Al2(SO4)3(aq) + 3 CaBr2(aq) → 2 AlBr3(aq) + 3 CaSO4(s)

my answer was .03564 mol of Br will be produced but the real answer is .0340 mol...i do not know what i did incorrectly

This looks like a limiting reactant question. How many moles of each reactant..

Al2(SO4)3 moles .720*.0165=.01188
CaBr2 .3*.0567=.01701
Hmmm. The balaced equation requires three times as much calcium bromide as aluminum sulfate.
So, the calcium bromide is the limiting reageant.

Moles of AlBr3 produced= 2/3 (.0170 and moles of Br- involved is 3*2/3*.0170 or .0340 moles.

I would like to point out a flaw in the question. If no matter how much Al^+3 reacts with no matter how much Ca^+2, then NO Br^- will be produced. You don't have any Br^- there to begin with.

To find the number of moles of Br- produced in the reaction, you need to use stoichiometry. Let's break down the steps to find the correct answer:

1. Calculate the number of moles of Al3+ and Ca2+:

Given:
- Volume of Al3+ solution: 720 mL
- Concentration of Al3+ solution: 0.0165 M

To find moles of Al3+:
moles of Al3+ = volume (in L) × concentration (in M)
moles of Al3+ = 720 mL × (1 L / 1000 mL) × 0.0165 M

2. Repeat the same calculation for Ca2+ solution:

Given:
- Volume of Ca2+ solution: 300 mL
- Concentration of Ca2+ solution: 0.0567 M

To find moles of Ca2+:
moles of Ca2+ = volume (in L) × concentration (in M)
moles of Ca2+ = 300 mL × (1 L / 1000 mL) × 0.0567 M

3. Determine the limiting reagent:

Now, we need to identify which reactant is the limiting reagent. The limiting reagent is the reactant that is completely consumed, thus limiting the amount of product formed.
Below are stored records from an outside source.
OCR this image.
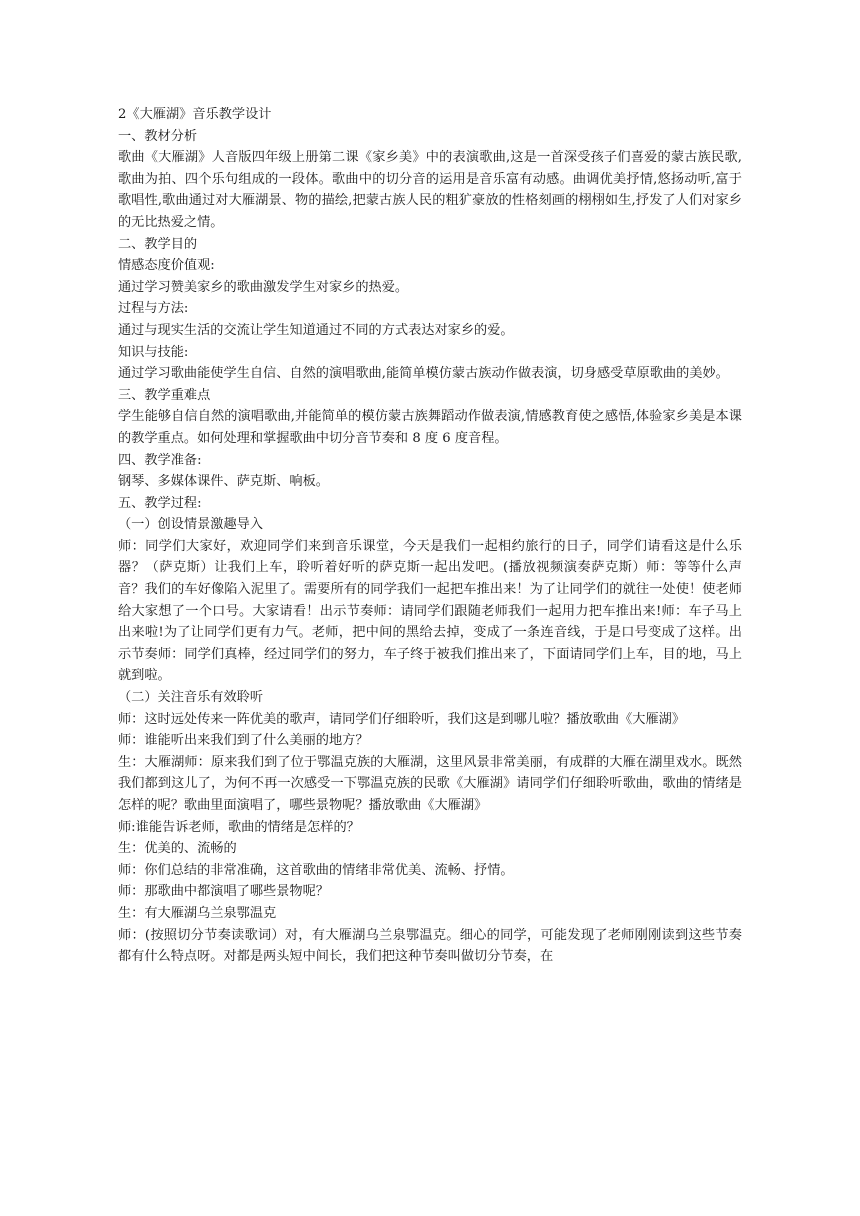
2《大雁湖》音乐教学设计

一、教材分析

歌曲《大雁湖》人音版四年级上册第二课《家乡美》中的表演歌曲,这是一首深受孩子们喜爱的蒙古族民歌,歌曲为拍、四个乐句组成的一段体。歌曲中的切分音的运用是音乐富有动感。曲调优美抒情,悠扬动听,富于歌唱性,歌曲通过对大雁湖景、物的描绘,把蒙古族人民的粗犷豪放的性格刻画的栩栩如生,抒发了人们对家乡的无比热爱之情。

二、教学目的

情感态度价值观:

通过学习赞美家乡的歌曲激发学生对家乡的热爱。

过程与方法:

通过与现实生活的交流让学生知道通过不同的方式表达对家乡的爱。

知识与技能:

通过学习歌曲能使学生自信、自然的演唱歌曲,能简单模仿蒙古族动作做表演，切身感受草原歌曲的美妙。

三、教学重难点

学生能够自信自然的演唱歌曲,并能简单的模仿蒙古族舞蹈动作做表演,情感教育使之感悟,体验家乡美是本课的教学重点。如何处理和掌握歌曲中切分音节奏和 8 度 6 度音程。

四、教学准备:

钢琴、多媒体课件、萨克斯、响板。

五、教学过程:

（一）创设情景激趣导入

师：同学们大家好，欢迎同学们来到音乐课堂，今天是我们一起相约旅行的日子，同学们请看这是什么乐器？（萨克斯）让我们上车，聆听着好听的萨克斯一起出发吧。(播放视频演奏萨克斯）师：等等什么声音？我们的车好像陷入泥里了。需要所有的同学我们一起把车推出来！为了让同学们的就往一处使！使老师给大家想了一个口号。大家请看！出示节奏师：请同学们跟随老师我们一起用力把车推出来!师：车子马上出来啦!为了让同学们更有力气。老师，把中间的黑给去掉，变成了一条连音线，于是口号变成了这样。出示节奏师：同学们真棒，经过同学们的努力，车子终于被我们推出来了，下面请同学们上车，目的地，马上就到啦。

（二）关注音乐有效聆听

师：这时远处传来一阵优美的歌声，请同学们仔细聆听，我们这是到哪儿啦？播放歌曲《大雁湖》

师：谁能听出来我们到了什么美丽的地方？

生：大雁湖师：原来我们到了位于鄂温克族的大雁湖，这里风景非常美丽，有成群的大雁在湖里戏水。既然我们都到这儿了，为何不再一次感受一下鄂温克族的民歌《大雁湖》请同学们仔细聆听歌曲，歌曲的情绪是怎样的呢？歌曲里面演唱了，哪些景物呢？播放歌曲《大雁湖》

师:谁能告诉老师，歌曲的情绪是怎样的？

生：优美的、流畅的

师：你们总结的非常准确，这首歌曲的情绪非常优美、流畅、抒情。

师：那歌曲中都演唱了哪些景物呢？

生：有大雁湖乌兰泉鄂温克

师：(按照切分节奏读歌词）对，有大雁湖乌兰泉鄂温克。细心的同学，可能发现了老师刚刚读到这些节奏都有什么特点呀。对都是两头短中间长，我们把这种节奏叫做切分节奏，在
Looking at the balanced equation:
Al2(SO4)3(aq) + 3 CaBr2(aq) → 2 AlBr3(aq) + 3 CaSO4(s)

The stoichiometric coefficient of Al2(SO4)3 is 1, and the stoichiometric coefficient of CaBr2 is 3. This means that 1 mole of Al2(SO4)3 reacts with 3 moles of CaBr2.

Calculate the number of moles of AlBr3 that can be formed from the given amount of Al3+ and Ca2+:
moles of AlBr3 = (moles of Al3+) × (2 / 1)

Calculate the number of moles of CaBr2 needed to react with that amount of AlBr3:
moles of CaBr2 needed = (moles of AlBr3) × (3 / 2)

Compare the moles of CaBr2 needed with the moles of CaBr2 given. The smallest value will indicate the limiting reagent.

4. Calculate the moles of Br- produced:

Now, calculate the moles of Br- produced from the limiting reagent, which is CaBr2:

moles of Br- produced = (moles of CaBr2) × (6 / 3)

Make sure to perform all calculations correctly to obtain the accurate answer.